Os dois abraçam-se novamente Daniel se despede.
Esta foi uma das noites mais difíceis da vida de Sandra. O choro parecia não acabar mais. Era um misto de solidão com amargura.
Dois meses depois ela e Paulinho estavam na igreja, presenciando o casamento de Daniel, e Sandra nunca o tinha visto tão radiante.
— Será que um dia vou amar alguém deste jeito.
— De que jeito? Questionavam as amigas. De um jeito confiado, e totalmente entregue.

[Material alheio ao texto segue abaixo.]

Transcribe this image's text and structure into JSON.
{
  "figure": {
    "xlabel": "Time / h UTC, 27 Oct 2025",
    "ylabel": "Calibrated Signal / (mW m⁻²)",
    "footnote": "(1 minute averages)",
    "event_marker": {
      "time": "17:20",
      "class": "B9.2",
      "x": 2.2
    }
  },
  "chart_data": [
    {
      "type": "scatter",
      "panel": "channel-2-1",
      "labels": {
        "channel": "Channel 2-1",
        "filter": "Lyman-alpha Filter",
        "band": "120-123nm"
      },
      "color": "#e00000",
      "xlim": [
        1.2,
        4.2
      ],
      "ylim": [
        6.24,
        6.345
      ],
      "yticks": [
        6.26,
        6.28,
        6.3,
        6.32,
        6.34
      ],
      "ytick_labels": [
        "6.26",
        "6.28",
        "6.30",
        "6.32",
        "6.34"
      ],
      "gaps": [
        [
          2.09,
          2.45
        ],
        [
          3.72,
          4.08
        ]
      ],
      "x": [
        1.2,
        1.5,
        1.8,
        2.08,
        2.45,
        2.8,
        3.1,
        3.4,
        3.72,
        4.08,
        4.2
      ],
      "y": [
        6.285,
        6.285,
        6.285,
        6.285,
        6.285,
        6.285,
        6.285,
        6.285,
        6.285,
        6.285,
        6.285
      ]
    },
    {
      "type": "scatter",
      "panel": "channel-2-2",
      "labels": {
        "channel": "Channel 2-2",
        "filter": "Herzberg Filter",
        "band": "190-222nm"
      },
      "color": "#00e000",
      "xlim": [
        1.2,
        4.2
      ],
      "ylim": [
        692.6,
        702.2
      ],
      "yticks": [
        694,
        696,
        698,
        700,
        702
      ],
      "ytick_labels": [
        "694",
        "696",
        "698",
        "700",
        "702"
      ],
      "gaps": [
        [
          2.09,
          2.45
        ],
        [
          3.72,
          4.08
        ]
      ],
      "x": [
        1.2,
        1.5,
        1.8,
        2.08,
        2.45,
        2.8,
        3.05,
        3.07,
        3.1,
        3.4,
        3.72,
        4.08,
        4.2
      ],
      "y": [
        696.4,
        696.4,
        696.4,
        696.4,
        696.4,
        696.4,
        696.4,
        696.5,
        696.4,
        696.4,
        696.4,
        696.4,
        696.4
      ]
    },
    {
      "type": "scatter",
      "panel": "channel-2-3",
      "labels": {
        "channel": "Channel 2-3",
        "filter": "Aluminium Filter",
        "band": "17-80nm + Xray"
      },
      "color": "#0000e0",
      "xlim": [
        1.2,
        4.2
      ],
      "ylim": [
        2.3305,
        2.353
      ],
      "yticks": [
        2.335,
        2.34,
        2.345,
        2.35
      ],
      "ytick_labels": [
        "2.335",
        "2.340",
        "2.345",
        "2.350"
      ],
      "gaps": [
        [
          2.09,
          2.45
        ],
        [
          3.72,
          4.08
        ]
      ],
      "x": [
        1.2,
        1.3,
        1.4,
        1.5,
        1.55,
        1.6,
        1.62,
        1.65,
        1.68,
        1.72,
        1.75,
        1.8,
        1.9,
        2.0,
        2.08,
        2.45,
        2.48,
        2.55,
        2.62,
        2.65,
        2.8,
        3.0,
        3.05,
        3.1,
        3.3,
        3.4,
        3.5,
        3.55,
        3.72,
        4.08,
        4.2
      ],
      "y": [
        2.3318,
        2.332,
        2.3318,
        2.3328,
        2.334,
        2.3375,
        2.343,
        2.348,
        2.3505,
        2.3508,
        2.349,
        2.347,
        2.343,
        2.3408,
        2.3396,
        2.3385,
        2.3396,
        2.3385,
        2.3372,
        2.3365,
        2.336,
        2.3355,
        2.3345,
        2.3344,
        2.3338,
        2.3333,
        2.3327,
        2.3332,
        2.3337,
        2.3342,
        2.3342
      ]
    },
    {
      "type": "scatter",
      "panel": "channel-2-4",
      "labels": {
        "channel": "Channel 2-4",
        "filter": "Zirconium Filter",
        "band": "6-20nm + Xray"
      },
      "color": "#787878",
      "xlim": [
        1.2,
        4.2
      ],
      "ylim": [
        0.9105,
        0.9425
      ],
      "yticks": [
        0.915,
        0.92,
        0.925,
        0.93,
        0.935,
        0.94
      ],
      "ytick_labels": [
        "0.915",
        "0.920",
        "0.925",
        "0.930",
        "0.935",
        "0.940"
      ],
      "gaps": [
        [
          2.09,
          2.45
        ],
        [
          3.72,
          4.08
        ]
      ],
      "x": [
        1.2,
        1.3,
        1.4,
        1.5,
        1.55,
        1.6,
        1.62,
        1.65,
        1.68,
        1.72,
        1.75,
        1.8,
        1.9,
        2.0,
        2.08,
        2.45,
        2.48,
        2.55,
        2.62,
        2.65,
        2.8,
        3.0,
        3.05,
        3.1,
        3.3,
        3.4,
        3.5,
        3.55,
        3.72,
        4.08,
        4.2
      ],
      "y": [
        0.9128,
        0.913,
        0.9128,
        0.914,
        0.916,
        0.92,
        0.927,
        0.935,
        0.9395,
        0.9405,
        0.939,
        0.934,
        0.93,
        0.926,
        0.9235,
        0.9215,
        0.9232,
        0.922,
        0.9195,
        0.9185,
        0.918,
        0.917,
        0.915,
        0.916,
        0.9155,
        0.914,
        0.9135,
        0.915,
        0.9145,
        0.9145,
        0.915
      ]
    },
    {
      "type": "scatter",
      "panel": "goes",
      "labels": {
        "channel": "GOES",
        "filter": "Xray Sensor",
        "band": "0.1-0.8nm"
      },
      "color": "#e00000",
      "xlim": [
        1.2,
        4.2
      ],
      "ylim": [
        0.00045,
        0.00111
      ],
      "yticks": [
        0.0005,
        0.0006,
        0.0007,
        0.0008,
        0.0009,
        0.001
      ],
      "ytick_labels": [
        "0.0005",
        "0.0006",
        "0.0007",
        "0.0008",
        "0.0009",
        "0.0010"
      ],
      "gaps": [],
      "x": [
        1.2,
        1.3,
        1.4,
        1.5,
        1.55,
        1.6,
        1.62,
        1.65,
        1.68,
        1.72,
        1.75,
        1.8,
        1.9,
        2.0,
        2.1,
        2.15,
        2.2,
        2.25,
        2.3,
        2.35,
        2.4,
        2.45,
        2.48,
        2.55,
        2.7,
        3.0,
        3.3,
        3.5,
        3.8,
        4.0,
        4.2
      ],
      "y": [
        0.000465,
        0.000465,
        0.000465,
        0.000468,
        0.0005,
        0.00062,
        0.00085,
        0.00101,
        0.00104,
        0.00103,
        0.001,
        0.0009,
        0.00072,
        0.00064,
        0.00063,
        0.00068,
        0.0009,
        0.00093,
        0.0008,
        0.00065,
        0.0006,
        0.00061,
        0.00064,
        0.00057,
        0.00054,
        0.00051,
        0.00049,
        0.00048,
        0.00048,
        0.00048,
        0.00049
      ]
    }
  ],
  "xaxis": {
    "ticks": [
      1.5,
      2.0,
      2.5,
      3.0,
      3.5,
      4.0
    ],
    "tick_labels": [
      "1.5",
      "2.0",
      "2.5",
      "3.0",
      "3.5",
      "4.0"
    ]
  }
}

— Talvez sim e talvez não, vai saber?
Mais um mês se passa e o tal cliente, o Ronaldo, aparece na imobiliária querendo fazer negócio com o imóvel que havia comprado. A surpresa Sandra não podia ser maior
— Vocês tinham gostado do imóvel, e está reformado agora, que pena se desfazer. Posso saber o a razão? Foi algum problema com o imóvel?
— Não vou casar mais, e não quero manter aquela casa enorme morando sozinho.
Disse o rapaz enigmático.
— Lamento Ronaldo. Faremos o seguinte então, vou levar um fotografo para fazer nova mostra do imóvel.
— Quero acompanhar tudo passo a passo ok. Me ligue quando marcar as fotos, quero ir junto.
O coração de Sandra dá um salto, como se fosse um alerta.
— Combinado!
A vida segue e querendo ou não, as coisas acontecem só pelo simples fato de acontecer, e se quiser que faça alguma diferença terá de fazer sua escolha, seja a certa ou a errada. E você só vai descobrir depois de vivê-la.